One hundred thirty five kilometers south of Niamey, is the Tapoa phosphate deposit Neoproterozoic and Cambrian sedimentary rocks of the Volta Group. The Tahoua deposit, 375 kilometers northeast of the capital contains nodular apatite in Paleocene and Eocene sediments. The Tidekelt region has up to 25 million tons of salt brines, with a yield of 70 percent sodium chloride.

There are some indications of platinum in the Makalondi District, south of Liptako, associated with chromite lenses in gabbros, anorthosite and chloritoschists. Ophiolites in the Abuzegueur overthurst, in the Air region also show potential for platinum mineralization and may also have chromite, nickel and cobalt. The Fantio deposit in the Liptako area has heavily weathered ultra-mafic rocks, with 0.8 percent nickel, totaling up to as much as 200,000 tons.
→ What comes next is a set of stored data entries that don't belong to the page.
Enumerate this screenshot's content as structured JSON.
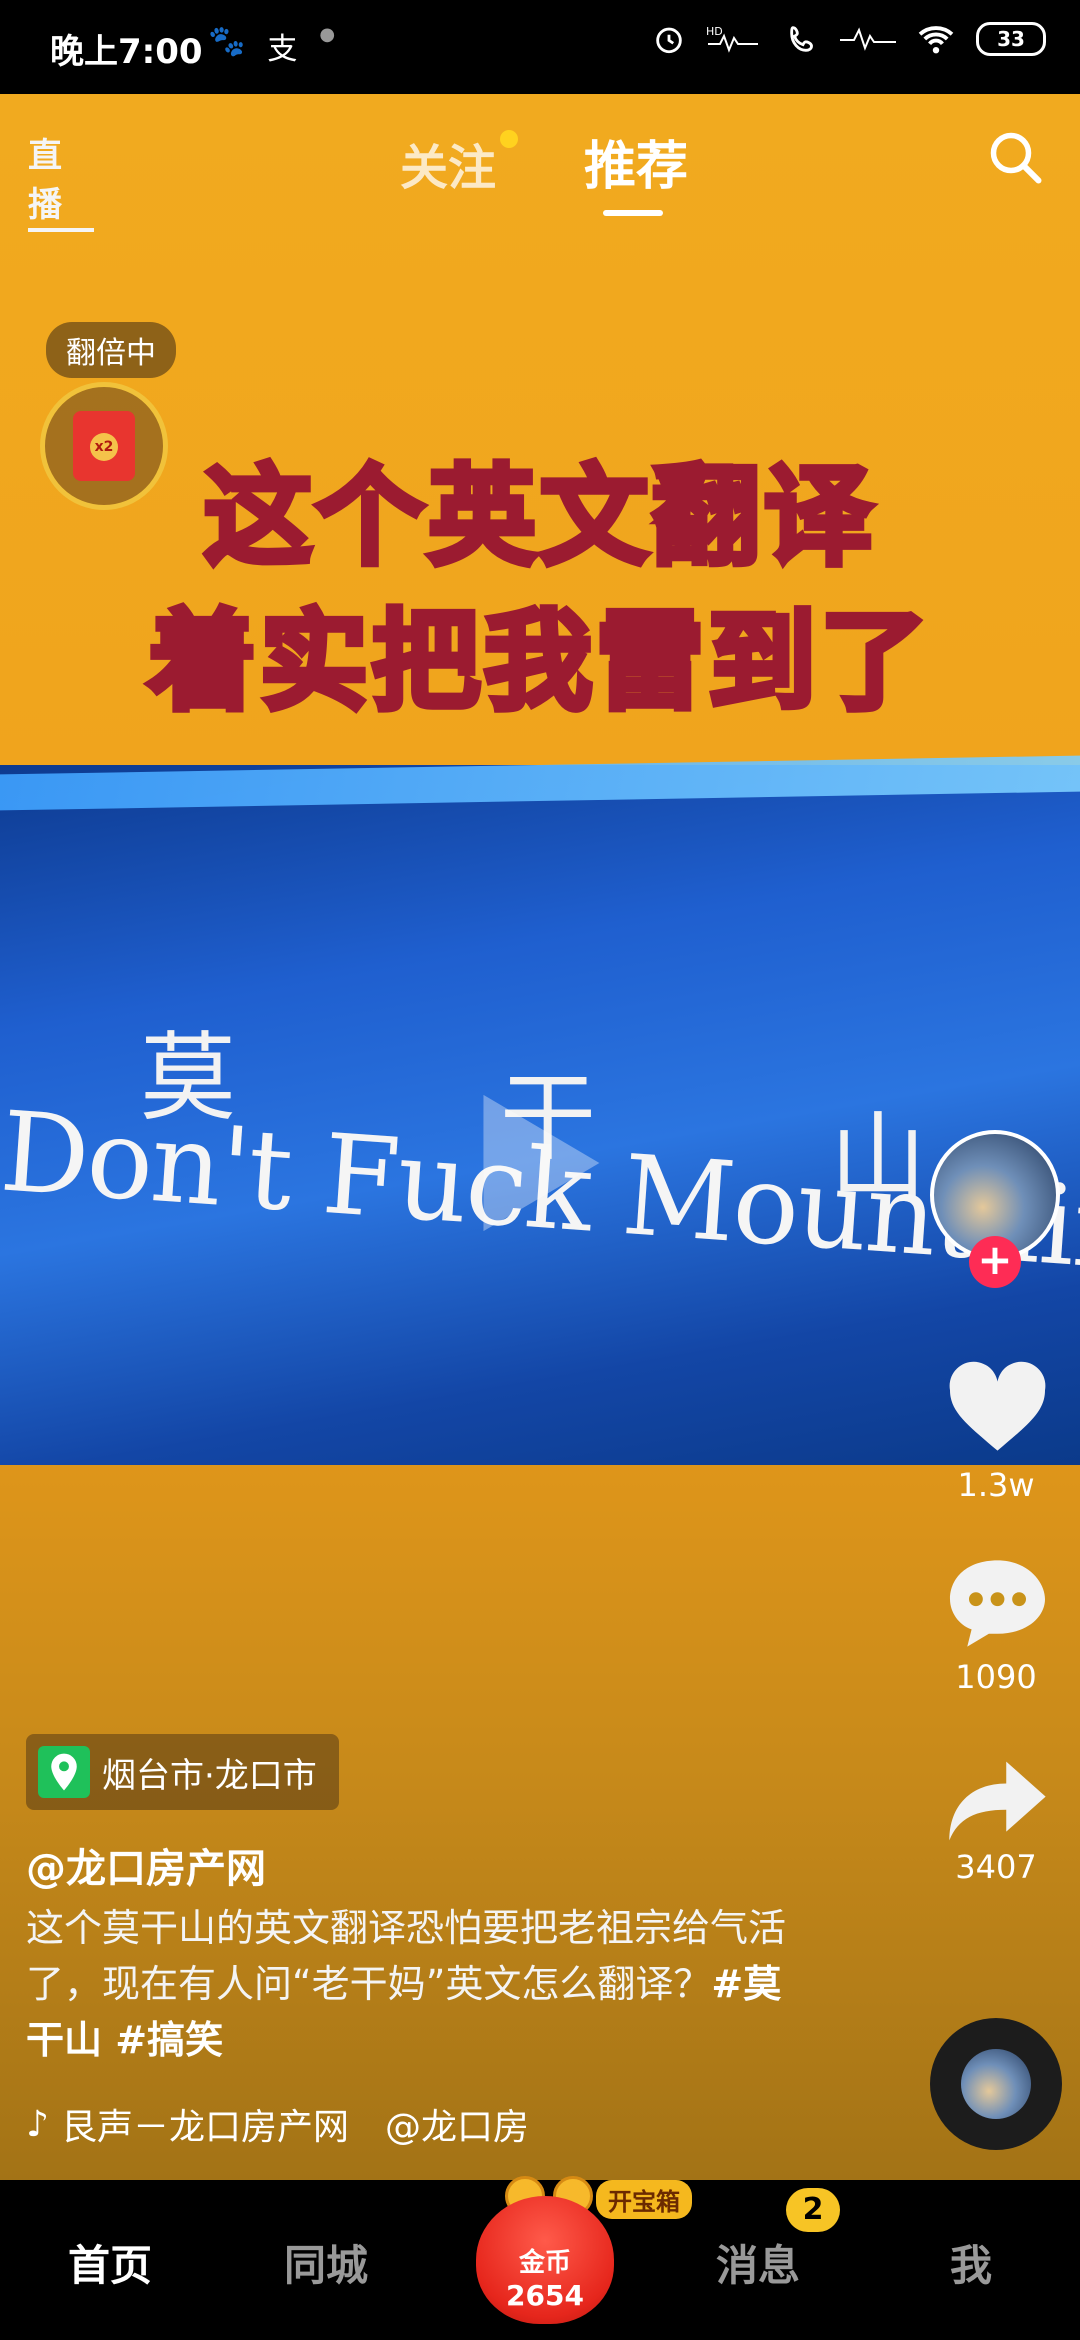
{
  "status_bar": {
    "time": "晚上7:00",
    "left_icons": [
      "baidu-icon",
      "alipay-icon",
      "dot-icon"
    ],
    "right_icons": [
      "alarm-icon",
      "hd-signal-icon",
      "call-icon",
      "signal-icon",
      "wifi-icon"
    ],
    "battery": "33"
  },
  "top_nav": {
    "live_label": "直播",
    "follow_tab": "关注",
    "recommend_tab": "推荐",
    "active_tab": "推荐"
  },
  "video": {
    "title_line1": "这个英文翻译",
    "title_line2": "着实把我雷到了",
    "sign_chars": [
      "莫",
      "干",
      "山"
    ],
    "sign_english": "Don't Fuck Mountain"
  },
  "reward": {
    "label": "翻倍中",
    "multiplier": "x2"
  },
  "side_actions": {
    "likes": "1.3w",
    "comments": "1090",
    "shares": "3407",
    "follow_symbol": "+"
  },
  "post": {
    "location": "烟台市·龙口市",
    "author": "@龙口房产网",
    "caption_text": "这个莫干山的英文翻译恐怕要把老祖宗给气活了，现在有人问“老干妈”英文怎么翻译？",
    "caption_tags": "#莫干山 #搞笑",
    "music": "艮声－龙口房产网　@龙口房"
  },
  "bottom_nav": {
    "home": "首页",
    "local": "同城",
    "coins_label": "金币",
    "coins_value": "2654",
    "treasure": "开宝箱",
    "messages": "消息",
    "messages_badge": "2",
    "me": "我"
  },
  "colors": {
    "accent_follow": "#fe2c55",
    "video_bg": "#f1aa1f",
    "badge": "#f7c425"
  }
}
Makalondi, also in Liptako, hosts chromium concentrations of 5.1 to 17.4 percent.

Iron is common in Niger, in rocks from the Precambrian through the Cenozoic, although the Cenozoic rocks of the Termit-Agadem and Ader-Doutchi regions have the highest iron concentrations, at up to 55 percent. Pegmatite hosted, granite and sedimentary deposits of tin were mined commercially from 1984 until 1991 in the Air Massif. Today, only small scale artisanal mining continues.